Die Zeit steht still in den Bildern von Andreas Groll. Mitte des 19. Jahrhunderts, als die Fotografie noch am Anfang ihrer Entwicklung stand, reiste Groll quer durch Österreich-Ungarn. Mit seiner mehr als hundert Kilogramm schweren Fotoausrüstung hielt er Denkmäler und Details stilprägender Bauten fest. Die Entstehung der Wiener Staatsoper, die Astronomische Uhr in Prag, als sich noch keine Menschenmassen vor ihr versammelten, die ersten Eisenbahnschienen im Banat – Groll enthob sie dem Augenblick und bewahrte sie in Sepiabraun für die Nachwelt.

Die Bilder des heute eher unbekannten Fotografen präsentiert nun die Galerie der Hauptstadt Prag. Im Haus der Fotografie (Dům fotografie) sind zahlreiche Architekturaufnahmen des Wieners zu sehen, der heute als ein Pionier des Mediums gilt.
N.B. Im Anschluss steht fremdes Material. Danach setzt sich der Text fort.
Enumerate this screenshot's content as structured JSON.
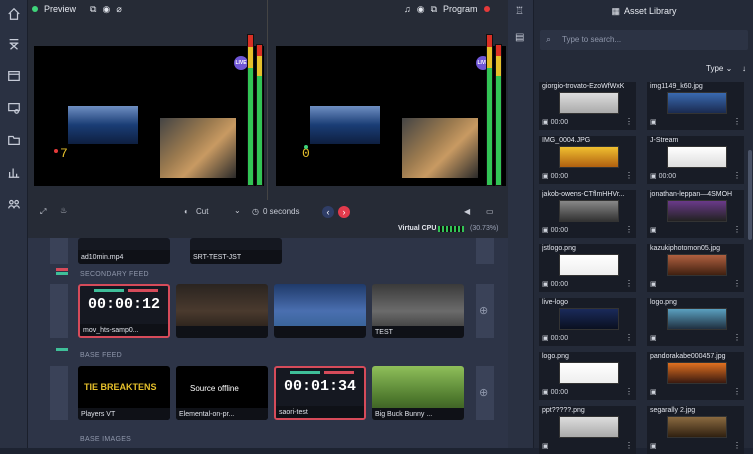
{
  "preview": {
    "title": "Preview",
    "counter": "7"
  },
  "program": {
    "title": "Program",
    "counter": "0"
  },
  "live_label": "LIVE",
  "controls": {
    "transition": "Cut",
    "duration": "0 seconds"
  },
  "virtual_cpu": {
    "label": "Virtual CPU",
    "value": "(30.73%)"
  },
  "top_row": {
    "items": [
      "ad10min.mp4",
      "SRT-TEST-JST"
    ]
  },
  "secondary_feed": {
    "label": "SECONDARY FEED",
    "items": [
      {
        "name": "mov_hts-samp0...",
        "timer": "00:00:12"
      },
      {
        "name": ""
      },
      {
        "name": ""
      },
      {
        "name": "TEST"
      }
    ]
  },
  "base_feed": {
    "label": "BASE FEED",
    "items": [
      {
        "name": "Players VT",
        "overlay": "TIE BREAKTENS"
      },
      {
        "name": "Elemental-on-pr...",
        "overlay": "Source offline"
      },
      {
        "name": "saori-test",
        "timer": "00:01:34"
      },
      {
        "name": "Big Buck Bunny ..."
      }
    ]
  },
  "base_images": {
    "label": "BASE IMAGES"
  },
  "assets": {
    "title": "Asset Library",
    "search_placeholder": "Type to search...",
    "sort_label": "Type",
    "items": [
      {
        "name": "giorgio-trovato-EzoWfWxKq...",
        "meta": "00:00"
      },
      {
        "name": "img1149_k60.jpg",
        "meta": ""
      },
      {
        "name": "IMG_0004.JPG",
        "meta": "00:00"
      },
      {
        "name": "J-Stream",
        "meta": "00:00"
      },
      {
        "name": "jakob-owens-CTflmHHVr...",
        "meta": "00:00"
      },
      {
        "name": "jonathan-leppan—4SMOH...",
        "meta": ""
      },
      {
        "name": "jstlogo.png",
        "meta": "00:00"
      },
      {
        "name": "kazukiphotomon05.jpg",
        "meta": ""
      },
      {
        "name": "live-logo",
        "meta": "00:00"
      },
      {
        "name": "logo.png",
        "meta": ""
      },
      {
        "name": "logo.png",
        "meta": "00:00"
      },
      {
        "name": "pandorakabe000457.jpg",
        "meta": ""
      },
      {
        "name": "ppt?????.png",
        "meta": ""
      },
      {
        "name": "segarally 2.jpg",
        "meta": ""
      }
    ]
  }
}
Außerdem zeugen alte Fotoapparate von den technischen Anfängen.

Grolls Weg zur Fotografie war keineswegs vorgezeichnet. In Wien 1812 als Sohn eines Gärtners und einer Köchin geboren, wuchs er in ärmlichen Verhältnissen auf. Im Alter von 23 Jahren verdiente er seinen Unterhalt als Diener in einer Arztfamilie. Hier fand er vermutlich einen Zugang zur Fotografie. Seine erste Daguerreotypie, eine Foto­grafie auf einer polierten Metall­oberfläche, stammt aus dem Jahr 1842.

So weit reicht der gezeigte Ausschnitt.